Back in the early 90’s when our son Michael was a young boy, we purposely refrained from buying him toy guns. If ever he was gifted with one, we told him he could only pretend to shoot deer. The exception to the rule was a water gun and we were quite adamant about it. We punished him for disobeying this mandate.
Because God’s law from Exodus teaches, “thou shall not kill.” For us, teaching our children to live #6 of the 10 commandments was our duty. We were conscientious objectors even when it came to police and military service. Plus, Christ’s life was a life of non-violence. When Peter swiped an enemy’s ear with a sword, Jesus rebuked him and healed the man. When those who arrested him came armed with clubs and swords, Christ was clear that he could defend himself with his arsenal of angels. But he didn’t do that. Jesus knew he had a higher call: to love even though it would cost him his life. Jesus died because he refused to retaliate.
So that’s how God’s command and Christ’s example helped us narrate guns to our son. It was our mindset as parents. We did everything within our power to instill non-violence in our children. Killing was sin. Plain and simple.
That’s why it’s hard for me to imagine shifting gears and encouraging my children to now believe the 2nd amendment of the Constitution trumps the 6th commandment of God’s Word. Conscientious objections aside, this good-guy-with-a-gun mindset is for policemen and soldiers, not for college kids in English class. Even public servants we authorize to kill make mistakes when they are threatened. So I just can’t imagine equipping my children to have the mind of a skilled sharp shooter who’s wise, ready, willing, and courageous enough to pack a gun and use it when taken by surprise in writing class.
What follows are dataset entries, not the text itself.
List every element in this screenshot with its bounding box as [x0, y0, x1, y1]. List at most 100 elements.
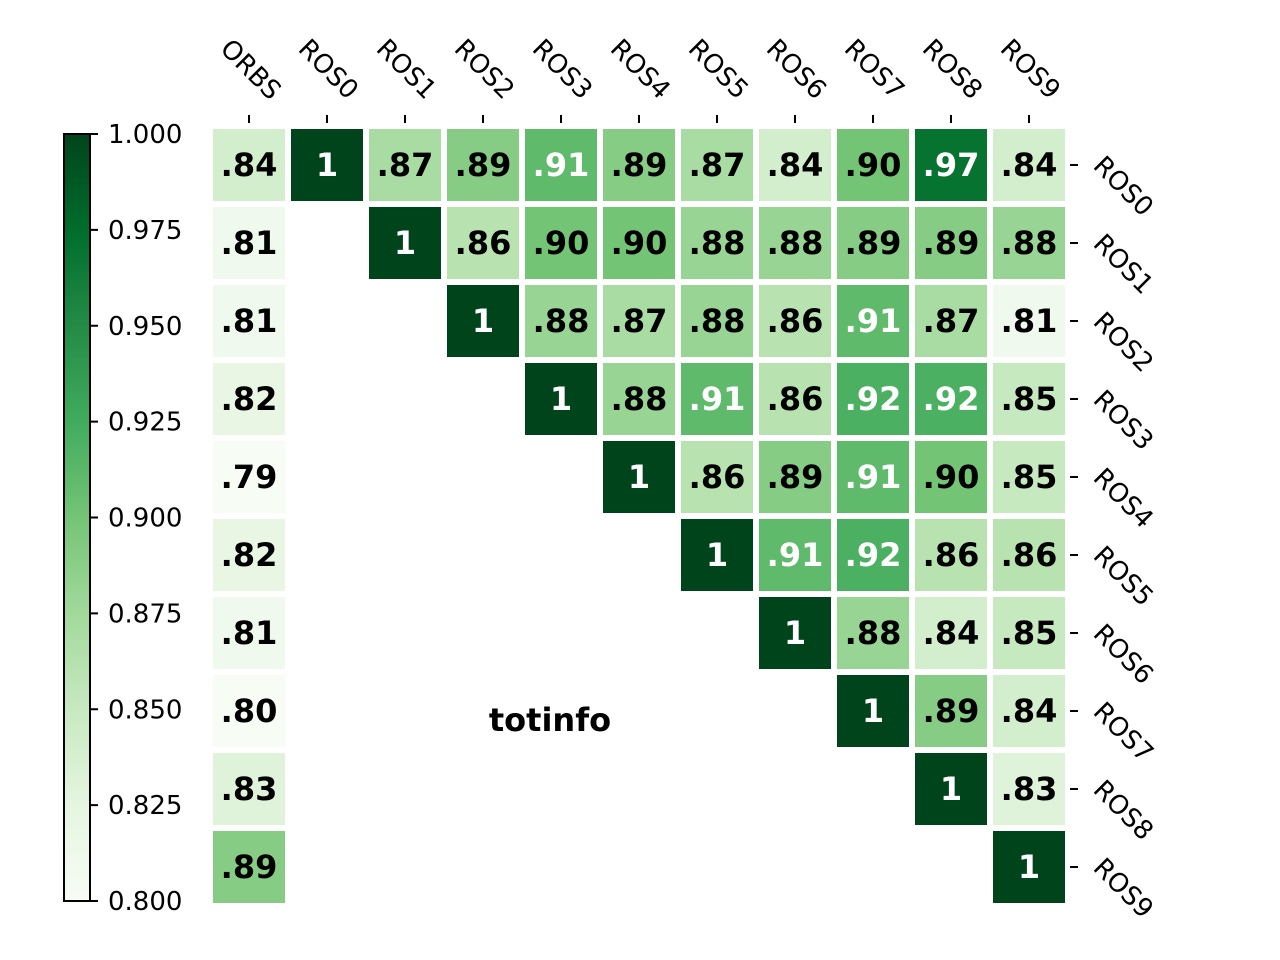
- heatmap-cell: [213, 207, 285, 279]
- heatmap-cell: [213, 675, 285, 747]
- heatmap-cell: [603, 441, 675, 513]
- heatmap-cell: [525, 129, 597, 201]
- cell-value-label: .89: [923, 692, 980, 730]
- cell-value-label: .91: [845, 302, 902, 340]
- heatmap-cell: [993, 675, 1065, 747]
- colorbar-tick-label: 0.875: [108, 599, 182, 629]
- heatmap-cell: [369, 207, 441, 279]
- colorbar-tick-label: 0.950: [108, 312, 182, 342]
- cell-value-label: .84: [767, 146, 824, 184]
- heatmap-cell: [525, 363, 597, 435]
- heatmap-cell: [993, 129, 1065, 201]
- heatmap-cell: [603, 285, 675, 357]
- cell-value-label: .89: [455, 146, 512, 184]
- cell-value-label: .88: [845, 614, 902, 652]
- heatmap-cell: [681, 207, 753, 279]
- colorbar-tick-label: 0.900: [108, 504, 182, 534]
- cell-value-label: 1: [316, 146, 338, 184]
- heatmap-cell: [837, 129, 909, 201]
- heatmap-cell: [759, 597, 831, 669]
- column-tick-label: ROS6: [760, 34, 832, 106]
- column-tick-labels: ORBS ROS0 ROS1 ROS2 ROS3 ROS4 ROS5 ROS6 ROS7 ROS8…: [214, 34, 1066, 123]
- cell-value-label: 1: [1018, 848, 1040, 886]
- heatmap-cell: [915, 519, 987, 591]
- cell-value-label: .92: [845, 380, 902, 418]
- cell-value-label: .83: [1001, 770, 1058, 808]
- colorbar-tick-label: 0.975: [108, 216, 182, 246]
- cell-value-label: .92: [845, 536, 902, 574]
- colorbar-tick-label: 1.000: [108, 120, 182, 150]
- cell-value-label: .87: [689, 146, 746, 184]
- heatmap-cell: [993, 363, 1065, 435]
- cell-value-label: .88: [611, 380, 668, 418]
- column-tick-label: ROS4: [604, 34, 676, 106]
- heatmap-cell: [603, 207, 675, 279]
- heatmap-cell: [213, 363, 285, 435]
- heatmap-cell: [447, 129, 519, 201]
- heatmap-cell: [681, 519, 753, 591]
- cell-value-label: .86: [767, 380, 824, 418]
- heatmap-cell: [603, 363, 675, 435]
- cell-value-label: 1: [628, 458, 650, 496]
- cell-value-label: .86: [689, 458, 746, 496]
- column-tick-label: ROS8: [916, 34, 988, 106]
- cell-value-label: .89: [611, 146, 668, 184]
- row-tick-label: ROS8: [1087, 775, 1159, 847]
- column-tick-label: ROS3: [526, 34, 598, 106]
- cell-value-label: .87: [611, 302, 668, 340]
- cell-value-label: .90: [845, 146, 902, 184]
- heatmap-cell: [837, 441, 909, 513]
- column-tick-label: ROS9: [994, 34, 1066, 106]
- cell-value-label: .86: [1001, 536, 1058, 574]
- heatmap-cell: [915, 207, 987, 279]
- cell-value-label: .88: [767, 224, 824, 262]
- cell-value-label: .91: [767, 536, 824, 574]
- cell-value-label: .85: [1001, 458, 1058, 496]
- row-tick-label: ROS9: [1087, 853, 1159, 925]
- heatmap-cell: [993, 519, 1065, 591]
- cell-value-label: .90: [611, 224, 668, 262]
- cell-value-label: .88: [1001, 224, 1058, 262]
- heatmap-cell: [993, 831, 1065, 903]
- heatmap-cell: [213, 285, 285, 357]
- colorbar: 1.000 0.975 0.950 0.925 0.900 0.875 0.850 0.825…: [63, 120, 182, 917]
- cell-value-label: .81: [1001, 302, 1058, 340]
- cell-value-label: .81: [221, 224, 278, 262]
- cell-value-label: .97: [923, 146, 980, 184]
- cell-value-label: 1: [472, 302, 494, 340]
- heatmap-cell: [993, 753, 1065, 825]
- cell-value-label: .84: [221, 146, 278, 184]
- heatmap-cell: [525, 285, 597, 357]
- heatmap-cell: [837, 519, 909, 591]
- heatmap-cell: [993, 285, 1065, 357]
- colorbar-gradient: [63, 133, 91, 902]
- heatmap-cell: [681, 363, 753, 435]
- row-tick-label: ROS2: [1087, 307, 1159, 379]
- heatmap-cell: [759, 363, 831, 435]
- cell-value-label: .89: [221, 848, 278, 886]
- cell-value-label: .82: [221, 536, 278, 574]
- heatmap-cell: [759, 285, 831, 357]
- heatmap-cell: [915, 285, 987, 357]
- heatmap-cell: [447, 285, 519, 357]
- heatmap-cell: [915, 129, 987, 201]
- cell-value-label: .85: [1001, 380, 1058, 418]
- cell-value-label: .86: [923, 536, 980, 574]
- heatmap-cell: [603, 129, 675, 201]
- heatmap-cell: [915, 363, 987, 435]
- heatmap-cell: [837, 675, 909, 747]
- cell-value-label: .89: [923, 224, 980, 262]
- cell-value-label: 1: [394, 224, 416, 262]
- cell-value-label: .84: [923, 614, 980, 652]
- cell-value-label: .86: [455, 224, 512, 262]
- cell-value-label: 1: [706, 536, 728, 574]
- column-tick-label: ROS1: [370, 34, 442, 106]
- cell-value-label: 1: [784, 614, 806, 652]
- colorbar-tick-label: 0.825: [108, 791, 182, 821]
- cell-value-label: .81: [221, 302, 278, 340]
- cell-value-label: .88: [689, 302, 746, 340]
- row-tick-label: ROS7: [1087, 697, 1159, 769]
- heatmap-cell: [915, 753, 987, 825]
- cell-value-label: .81: [221, 614, 278, 652]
Yet that’s what many people are now calling mothers to do. Who else is going to raise up these good guys with guns? They are asking us moms to arm our children with pistols to take to school. They want us to equip our children with the desire to kill, the presence of mind to kill, and the willingness to defend a room full of friends and strangers. I don’t get how that’s going to work for most mothers. Spiritually speaking, Christian mothers want to instill Christlike love in their children; by nature that is non-violent. Practically speaking, I find it hard to imagine mothers happy to add gun-toting skills to SAT prep and drivers’ ed., not even in the name of more-good-guys-with-guns.
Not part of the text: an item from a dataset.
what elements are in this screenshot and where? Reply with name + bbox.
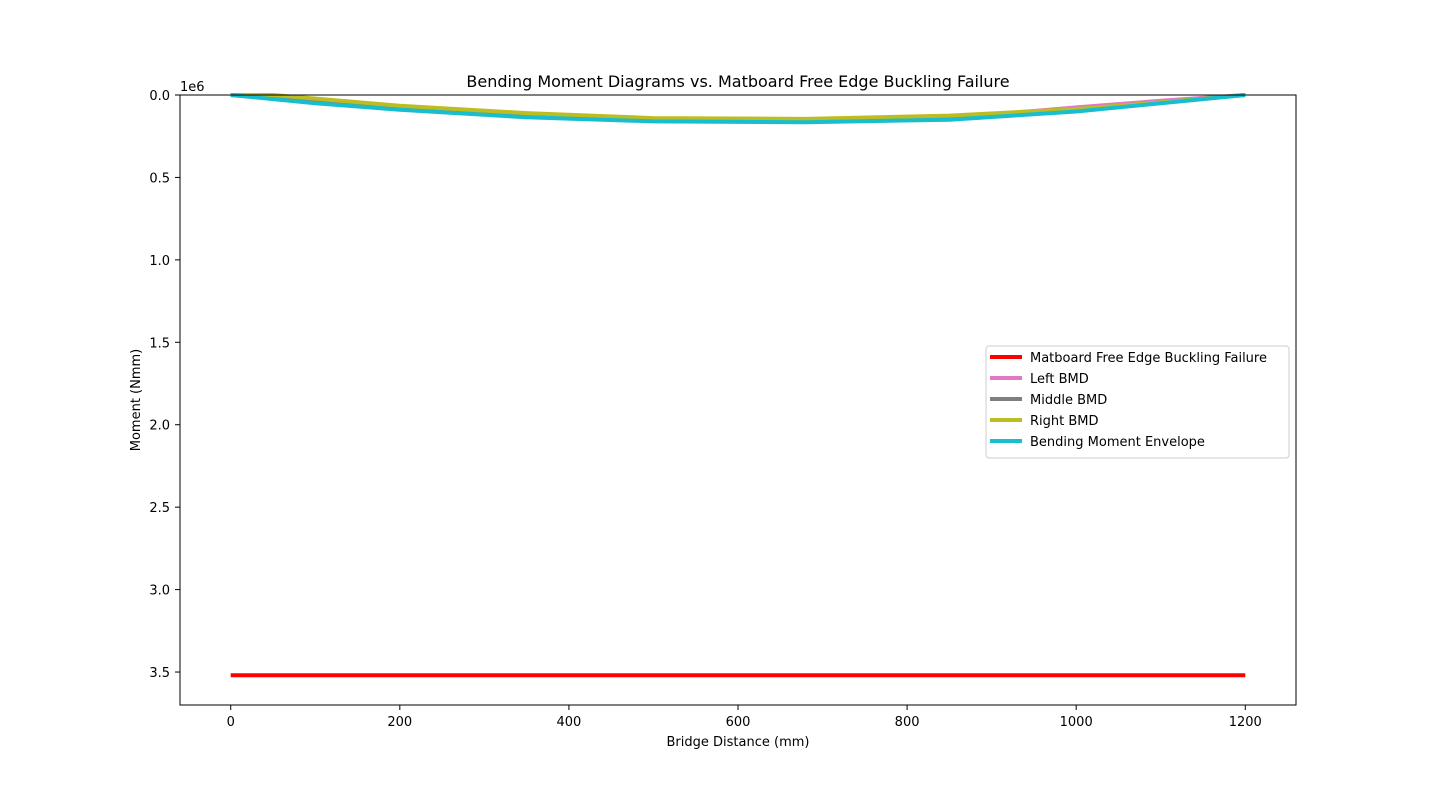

Granted, I didn’t grow up around guns and don’t understand the obsession with weapons to any degree. Not. At. All. I do remember my grandfather – a pig farmer – had a rifle. It was no big deal until he fired it at my dad after two separate holiday arguments occurring years apart. Thankfully, my dad dodged the bullets on both occasions. Amazingly, he forgave my grandfather. My dad never claimed to be a Christian, but his ability to forgive his father for trying to kill him will make him a hero to me always.
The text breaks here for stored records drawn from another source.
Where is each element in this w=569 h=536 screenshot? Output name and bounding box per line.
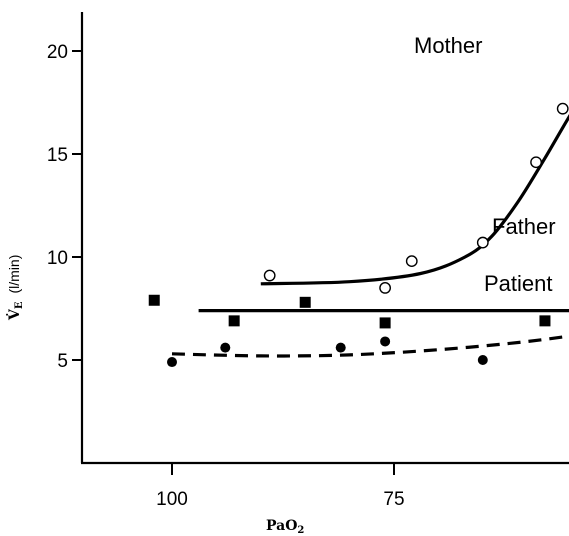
data-point-mother <box>556 102 569 115</box>
data-point-mother <box>476 236 489 249</box>
y-axis-title-subscript: E <box>14 301 25 309</box>
y-axis-title-units: (l/min) <box>6 255 22 294</box>
y-tick-label: 5 <box>57 351 68 372</box>
data-point-mother <box>379 281 392 294</box>
data-point-mother <box>405 255 418 268</box>
x-axis-title-main: PaO <box>266 518 297 534</box>
data-point-patient <box>539 315 551 327</box>
y-axis-title-main: V̇ <box>5 308 23 321</box>
series-label-patient: Patient <box>484 271 553 296</box>
fit-line-father <box>171 334 569 358</box>
data-point-patient <box>228 315 240 327</box>
data-point-father <box>220 342 231 353</box>
series-label-father: Father <box>492 214 556 239</box>
y-tick-label: 15 <box>47 145 68 166</box>
data-point-mother <box>263 269 276 282</box>
data-point-father <box>335 342 346 353</box>
data-point-patient <box>148 294 160 306</box>
data-point-father <box>380 336 391 347</box>
data-point-father <box>477 355 488 365</box>
data-point-father <box>167 357 177 368</box>
y-tick-label: 10 <box>47 248 68 269</box>
data-point-patient <box>299 296 311 308</box>
x-tick-label: 75 <box>383 489 404 510</box>
fit-curves <box>171 113 569 358</box>
x-axis-title: PaO2 <box>266 518 304 536</box>
x-axis-title-subscript: 2 <box>297 525 304 536</box>
data-point-patient <box>379 317 391 329</box>
y-axis-title: V̇E (l/min) <box>5 255 25 321</box>
x-tick-label: 100 <box>156 489 188 510</box>
fit-line-mother <box>260 113 569 286</box>
series-label-mother: Mother <box>414 33 482 58</box>
y-tick-label: 20 <box>47 42 68 63</box>
axes <box>80 12 569 465</box>
ticks: 1007550255101520 <box>47 42 405 510</box>
data-point-mother <box>530 156 542 169</box>
data-points <box>148 102 569 368</box>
My kids as heroes? I personally want my children to be heroic by loving and forgiving like their grandpa did, even in the face of a gun barrel. Yes. I want my children courageous enough – and I want them to trust God enough – to walk into class without a gun. I say this as an employee of a school, married to a school employee. In fact, four of my children and one son-in-law are either students, school employees, or public servants employed by student advocacy groups. I don’t want my family members packing pistols when they go to their schools. Neither do I want them to bear the burden of protecting people in a crisis if they do choose to carry a gun. What of the guilt that comes with failing to do it, with panicking, hiding, complying, or praying instead of confronting a crazed gunman who’s armed liked a soldier? I can’t imagine many moms wanting to equip their kids to cope in this way.
For those moms who want their college kids and teacher-friends to have guns in their pockets, backpacks, and desk drawers, just realize that you are wanting more than just a hero in the room. You are wanting a killer in the room. I guess I should wish you well as you raise children with that kind of heroism, with minds ready, willing, and able to kill another human. I say it respectfully. And I say it knowing how grateful I will be if a sharp-shooting civilian saves the life of someone precious to me.
But deep down, I believe that the massacre-prevention measures we need in our country have nothing to do with guns and everything to do with love. Children and teachers armed with love will know how to defend that kid being bullied. They will know how to befriend that kid who is lonely. They will refrain from teasing and marginalizing that mom and her awkward kid on the verge of a mental breakdown. All moms can train a child to be this kind of hero, especially moms armed with the love of God and his message of salvation and hope.
A real hero has an eye trained to do far more than use a firearm. A real hero has an eye trained to see where sorrow, grief, depression and loneliness are taking root in the hearts of those around him. A real hero stands ready to spray a room with prayer, not bullets. A real hero loves. You know, like Jesus loved. Sacrificially. Unconditionally. Even if it kills him.
Jesus prayed, “Father, forgive them; they don’t know what they’re doing.”
Dividing up his clothes, they threw dice for them. The people stood there staring at Jesus, and the ringleaders made faces, taunting, “He saved others. Let’s see him save himself! The Messiah of God—ha! The Chosen—ha!”